Porque desde que cheguei à Bélgica sempre ouvi falar da existência de “obras-fantasma”, sobre as quais sentia uma enorme curiosidade, senti-me bafejada pela sorte quando descobri que o mesmo canal de televisão ia redifundir «Les bâtisseurs d'ans pires», vinte anos após a sua primeira emissão.
Porque desde que cheguei à Bélgica sempre ouvi falar da existência de “obras-fantasma”, sobre as quais sentia uma enorme curiosidade, senti-me bafejada pela sorte quando descobri que o mesmo canal de televisão ia redifundir «Les bâtisseurs d'ans pires», vinte anos após a sua primeira emissão.

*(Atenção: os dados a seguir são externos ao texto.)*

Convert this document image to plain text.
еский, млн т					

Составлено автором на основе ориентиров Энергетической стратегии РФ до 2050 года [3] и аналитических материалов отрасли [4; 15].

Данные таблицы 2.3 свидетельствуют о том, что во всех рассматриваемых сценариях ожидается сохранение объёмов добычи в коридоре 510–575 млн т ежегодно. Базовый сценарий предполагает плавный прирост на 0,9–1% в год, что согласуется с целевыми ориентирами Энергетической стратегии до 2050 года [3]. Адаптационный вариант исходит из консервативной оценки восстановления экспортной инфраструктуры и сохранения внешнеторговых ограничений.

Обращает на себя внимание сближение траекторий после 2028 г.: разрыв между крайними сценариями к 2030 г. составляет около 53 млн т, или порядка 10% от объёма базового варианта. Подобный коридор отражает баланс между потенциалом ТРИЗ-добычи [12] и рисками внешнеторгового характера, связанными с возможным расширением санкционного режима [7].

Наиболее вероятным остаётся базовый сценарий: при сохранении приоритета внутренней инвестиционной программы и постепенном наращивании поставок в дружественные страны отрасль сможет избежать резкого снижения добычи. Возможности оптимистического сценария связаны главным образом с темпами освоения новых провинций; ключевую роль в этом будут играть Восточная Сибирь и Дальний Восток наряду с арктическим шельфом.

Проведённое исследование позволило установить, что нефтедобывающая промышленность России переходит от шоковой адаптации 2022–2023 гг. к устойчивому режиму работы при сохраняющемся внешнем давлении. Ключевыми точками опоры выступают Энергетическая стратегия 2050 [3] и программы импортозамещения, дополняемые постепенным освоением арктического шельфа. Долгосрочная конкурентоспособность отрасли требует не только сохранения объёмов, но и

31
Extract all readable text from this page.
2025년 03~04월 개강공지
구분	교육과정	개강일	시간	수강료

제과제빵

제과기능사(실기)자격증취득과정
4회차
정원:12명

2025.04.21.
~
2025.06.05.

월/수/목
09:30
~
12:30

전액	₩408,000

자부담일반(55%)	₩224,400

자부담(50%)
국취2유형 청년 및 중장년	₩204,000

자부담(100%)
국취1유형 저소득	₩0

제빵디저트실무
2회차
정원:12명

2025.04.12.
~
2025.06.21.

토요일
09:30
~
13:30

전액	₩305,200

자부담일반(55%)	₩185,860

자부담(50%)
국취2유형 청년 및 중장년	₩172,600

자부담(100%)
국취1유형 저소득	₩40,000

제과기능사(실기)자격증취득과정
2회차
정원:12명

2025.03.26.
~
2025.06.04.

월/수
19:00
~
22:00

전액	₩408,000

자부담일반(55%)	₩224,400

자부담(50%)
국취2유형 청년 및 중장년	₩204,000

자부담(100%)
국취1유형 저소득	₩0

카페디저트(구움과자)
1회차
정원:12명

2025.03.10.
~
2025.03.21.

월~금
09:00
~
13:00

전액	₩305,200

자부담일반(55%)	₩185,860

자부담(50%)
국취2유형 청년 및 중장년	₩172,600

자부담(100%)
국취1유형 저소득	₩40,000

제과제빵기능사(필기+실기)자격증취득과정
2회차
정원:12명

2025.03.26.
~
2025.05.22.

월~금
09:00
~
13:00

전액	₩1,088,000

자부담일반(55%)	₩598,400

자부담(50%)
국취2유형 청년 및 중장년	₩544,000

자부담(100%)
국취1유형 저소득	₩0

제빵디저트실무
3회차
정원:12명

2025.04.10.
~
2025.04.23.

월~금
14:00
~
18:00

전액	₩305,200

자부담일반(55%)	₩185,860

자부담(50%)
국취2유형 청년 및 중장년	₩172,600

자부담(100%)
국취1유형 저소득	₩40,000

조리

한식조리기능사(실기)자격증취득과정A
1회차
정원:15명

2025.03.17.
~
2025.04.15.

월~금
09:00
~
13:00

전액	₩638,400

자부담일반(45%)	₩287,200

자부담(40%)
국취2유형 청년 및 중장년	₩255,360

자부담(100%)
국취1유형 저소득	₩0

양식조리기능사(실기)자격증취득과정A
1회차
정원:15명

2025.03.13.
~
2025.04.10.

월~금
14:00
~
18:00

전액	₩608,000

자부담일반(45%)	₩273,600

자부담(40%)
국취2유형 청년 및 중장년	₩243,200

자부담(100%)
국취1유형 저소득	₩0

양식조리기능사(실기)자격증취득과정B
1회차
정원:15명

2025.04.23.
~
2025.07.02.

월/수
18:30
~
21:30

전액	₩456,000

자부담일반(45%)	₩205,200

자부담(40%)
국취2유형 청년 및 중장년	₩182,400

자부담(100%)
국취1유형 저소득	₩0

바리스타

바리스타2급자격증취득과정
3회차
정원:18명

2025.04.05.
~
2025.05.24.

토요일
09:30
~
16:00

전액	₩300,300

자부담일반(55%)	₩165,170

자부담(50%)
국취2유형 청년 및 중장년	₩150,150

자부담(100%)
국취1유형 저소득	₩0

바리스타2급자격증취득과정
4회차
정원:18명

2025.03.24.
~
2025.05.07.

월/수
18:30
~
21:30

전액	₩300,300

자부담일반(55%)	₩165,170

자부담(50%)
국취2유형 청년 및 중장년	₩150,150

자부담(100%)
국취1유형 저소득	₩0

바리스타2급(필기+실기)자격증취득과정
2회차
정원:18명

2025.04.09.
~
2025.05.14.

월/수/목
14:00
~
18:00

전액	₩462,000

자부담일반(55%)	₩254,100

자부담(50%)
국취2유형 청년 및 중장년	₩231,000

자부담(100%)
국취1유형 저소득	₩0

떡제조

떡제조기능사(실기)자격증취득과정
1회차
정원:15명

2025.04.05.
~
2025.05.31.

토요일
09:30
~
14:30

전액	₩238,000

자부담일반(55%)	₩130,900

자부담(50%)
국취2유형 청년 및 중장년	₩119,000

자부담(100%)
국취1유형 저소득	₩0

Naquela reportagem, o jornalista belga apresentou ao país uma série de obras feitas durante os anos 60 e 70, altura em que a Bélgica era um dos países mais ricos do mundo, com os cofres cheios de dinheiro que urgia distribuir. Grande parte desse dinheiro serviu então para pagar a construção de obras públicas. Graças a isso, a Bélgica possui hoje uma densa rede de 29 auto-estradas (1700 kms), quase todas iluminadas (150 mil postes de iluminação) e sem portagens (mas tendo cada viatura de matrícula belga de pagar, anualmente, uma taxa de circulação). À data da reportagem, a Bélgica era ainda possuidora de 5200 pontes que, se fossem unidas, davam para atravessar o país de uma ponta a outra.
Para além das normais obras necessárias, contudo, foram gastos dezenas de biliões de francos belgas em obras que, pelo menos até 1986, não tinham qualquer utilidade. E foi disso que a reportagem tratou, mostrando pontes, viadutos, túneis e até aeroportos, inacabados ou prontos a utilizar, mas sem qualquer uso. Era o resultado da (des)articulação de um sistema político em que governos federais, regionais e locais não se entendiam, mas também de muita corrupção.
Outras grandes obras inúteis na Bélgica para além das inúmeras pontes e viadutos são, segundo a Wikipédia, 5 quilómetros de túnel de metro em Antuérpia, outros tantos quilómetros de túnel de metro em Charleroi e 2,5 quilómetros de túnel de metro em Liège.
15 Comments:
Ces belges sont fous!
Eu também ficava maluca se tivesse tanto dinheiro para gastar... :))
A mim dava-me mais jeito que o Sócrates montasse Portugal ao lado do aeroporto sem uso. Assim não precisava de ir sempre de avião para aí. :)
Beijola e bom fim de semana Laura!
Este tema é realmente fascinante e o título: "Les bâtisseurs d'ans pires" um achado.;-)
Não se pode transladar algumas dessa auto-estradas e túneis sem utilização para o interior de Portugal? Era capaz de dar jeito!;-)
Beijos
E sabem onde 'eles' vão buscar o dinheiro, não sabem?...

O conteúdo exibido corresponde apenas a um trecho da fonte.